The homelab runs the **[NousResearch Hermes Agent](https://github.com/nousresearch/hermes-agent)**
as a standing, autonomous service: a self-improving agent that creates skills from
experience, keeps persistent memory across sessions, and runs scheduled work on its own.

This is **not** the [Self-hosted ChatGPT](/infrastructure/local-llm) serving stack — that
serves a model for chat. This *is* an agent, and it *uses* a local model as its brain.

## How it runs

A dedicated LXC on the AI VLAN runs the `hermes gateway` daemon under systemd
(`Restart=on-failure`). The gateway drives the built-in **cron** scheduler and the
**Kanban** task board, so the agent keeps working unattended — no laptop, no cloud.

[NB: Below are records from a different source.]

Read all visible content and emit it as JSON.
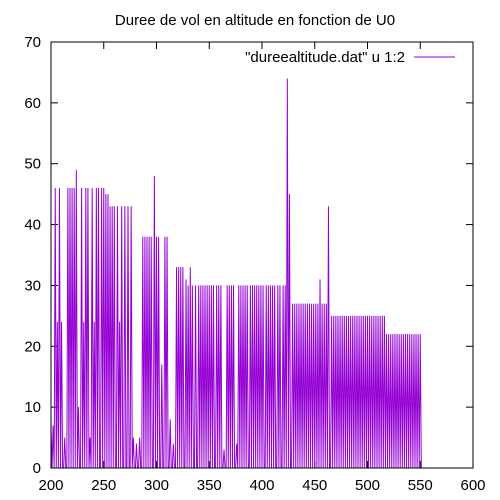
{
  "chart_data": {
    "type": "line",
    "title": "Duree de vol en altitude en fonction de U0",
    "xlabel": "",
    "ylabel": "",
    "xlim": [
      200,
      600
    ],
    "ylim": [
      0,
      70
    ],
    "x_ticks": [
      200,
      250,
      300,
      350,
      400,
      450,
      500,
      550,
      600
    ],
    "y_ticks": [
      0,
      10,
      20,
      30,
      40,
      50,
      60,
      70
    ],
    "grid": false,
    "legend": {
      "position": "top-right"
    },
    "colors": {
      "series": "#9400d3",
      "axes": "#000000"
    },
    "series": [
      {
        "name": "\"dureealtitude.dat\" u 1:2",
        "x_step": 1,
        "x_start": 200,
        "values": [
          7,
          0,
          7,
          0,
          46,
          0,
          24,
          0,
          46,
          0,
          24,
          0,
          0,
          5,
          0,
          0,
          46,
          0,
          46,
          0,
          46,
          0,
          46,
          0,
          49,
          0,
          10,
          0,
          0,
          46,
          0,
          24,
          0,
          46,
          0,
          46,
          0,
          5,
          0,
          46,
          0,
          24,
          0,
          46,
          0,
          46,
          0,
          0,
          46,
          0,
          46,
          0,
          45,
          0,
          45,
          0,
          43,
          0,
          43,
          0,
          43,
          0,
          0,
          43,
          0,
          24,
          0,
          43,
          0,
          0,
          43,
          0,
          0,
          43,
          0,
          0,
          43,
          0,
          5,
          0,
          0,
          4,
          0,
          0,
          5,
          0,
          0,
          38,
          0,
          38,
          0,
          38,
          0,
          38,
          0,
          38,
          0,
          0,
          48,
          0,
          38,
          0,
          38,
          0,
          0,
          17,
          0,
          0,
          38,
          0,
          38,
          0,
          0,
          8,
          0,
          0,
          4,
          0,
          0,
          33,
          0,
          33,
          0,
          33,
          0,
          33,
          0,
          0,
          31,
          0,
          30,
          0,
          33,
          0,
          30,
          0,
          0,
          30,
          0,
          0,
          30,
          0,
          30,
          0,
          30,
          0,
          30,
          0,
          30,
          0,
          30,
          0,
          30,
          0,
          30,
          0,
          0,
          30,
          0,
          30,
          0,
          30,
          0,
          0,
          3,
          0,
          0,
          30,
          0,
          30,
          0,
          30,
          0,
          30,
          0,
          0,
          4,
          0,
          30,
          0,
          30,
          0,
          30,
          0,
          30,
          0,
          30,
          0,
          0,
          30,
          0,
          30,
          0,
          30,
          0,
          30,
          0,
          30,
          0,
          30,
          0,
          30,
          0,
          0,
          30,
          0,
          30,
          0,
          30,
          0,
          30,
          0,
          30,
          0,
          0,
          30,
          0,
          30,
          0,
          0,
          30,
          0,
          30,
          0,
          64,
          0,
          45,
          0,
          0,
          27,
          0,
          27,
          0,
          27,
          0,
          27,
          0,
          27,
          0,
          27,
          0,
          27,
          0,
          27,
          0,
          27,
          0,
          27,
          0,
          27,
          0,
          27,
          0,
          27,
          0,
          31,
          0,
          27,
          0,
          27,
          0,
          27,
          0,
          43,
          0,
          0,
          25,
          0,
          25,
          0,
          25,
          0,
          25,
          0,
          25,
          0,
          25,
          0,
          25,
          0,
          25,
          0,
          25,
          0,
          25,
          0,
          25,
          0,
          25,
          0,
          25,
          0,
          25,
          0,
          25,
          0,
          25,
          0,
          25,
          0,
          25,
          0,
          25,
          0,
          25,
          0,
          25,
          0,
          25,
          0,
          25,
          0,
          25,
          0,
          25,
          0,
          25,
          0,
          22,
          0,
          22,
          0,
          22,
          0,
          22,
          0,
          22,
          0,
          22,
          0,
          22,
          0,
          22,
          0,
          22,
          0,
          22,
          0,
          22,
          0,
          22,
          0,
          22,
          0,
          22,
          0,
          22,
          0,
          22,
          0,
          22,
          0
        ]
      }
    ]
  }
}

* **Brain:** an always-on local GPU model (OpenAI-compatible), so the agent never
  depends on an external API or a sleeping laptop.
* **Memory:** the built-in `MEMORY.md` / `USER.md` plus the local **Hindsight**
  provider (knowledge-graph recall, fully self-hosted). Everything lives under
  `$HERMES_HOME` on a dedicated volume that is snapshotted and replicated off-node.
* **Containment:** the LXC is the blast-radius boundary — Hermes *profiles* isolate
  agent state, not OS access — with deliberately narrow egress.

## Reaching it

Headless: SSH in and run `hermes` for the terminal UI, or drive it through its gateway.
A messaging gateway (Telegram, Discord, …) and multi-agent *profiles* + *Kanban* teams
can be layered on later — the agent home is already provisioned for them.

## Configuring it

Everything is in `$HERMES_HOME/config.yaml` (secrets in `.env`), set non-interactively
with `hermes config set <key> <value>`:

```yaml theme={null}
model:
  provider: custom            # OpenAI-compatible local endpoint
  default: <model>
  base_url: 'http://<gpu-host>:11434/v1'
  api_mode: chat_completions
memory:
  provider: hindsight         # local, no external service
agent:
  max_turns: 90               # budget — caps a runaway loop
```

Switch models anytime with `hermes model`; check memory with `hermes memory status`.
Deployment is fully IaC — a Terraform-managed container plus an Ansible `hermes_agent`
role install and configure it, with updates managed declaratively through Ansible to prevent configuration drift.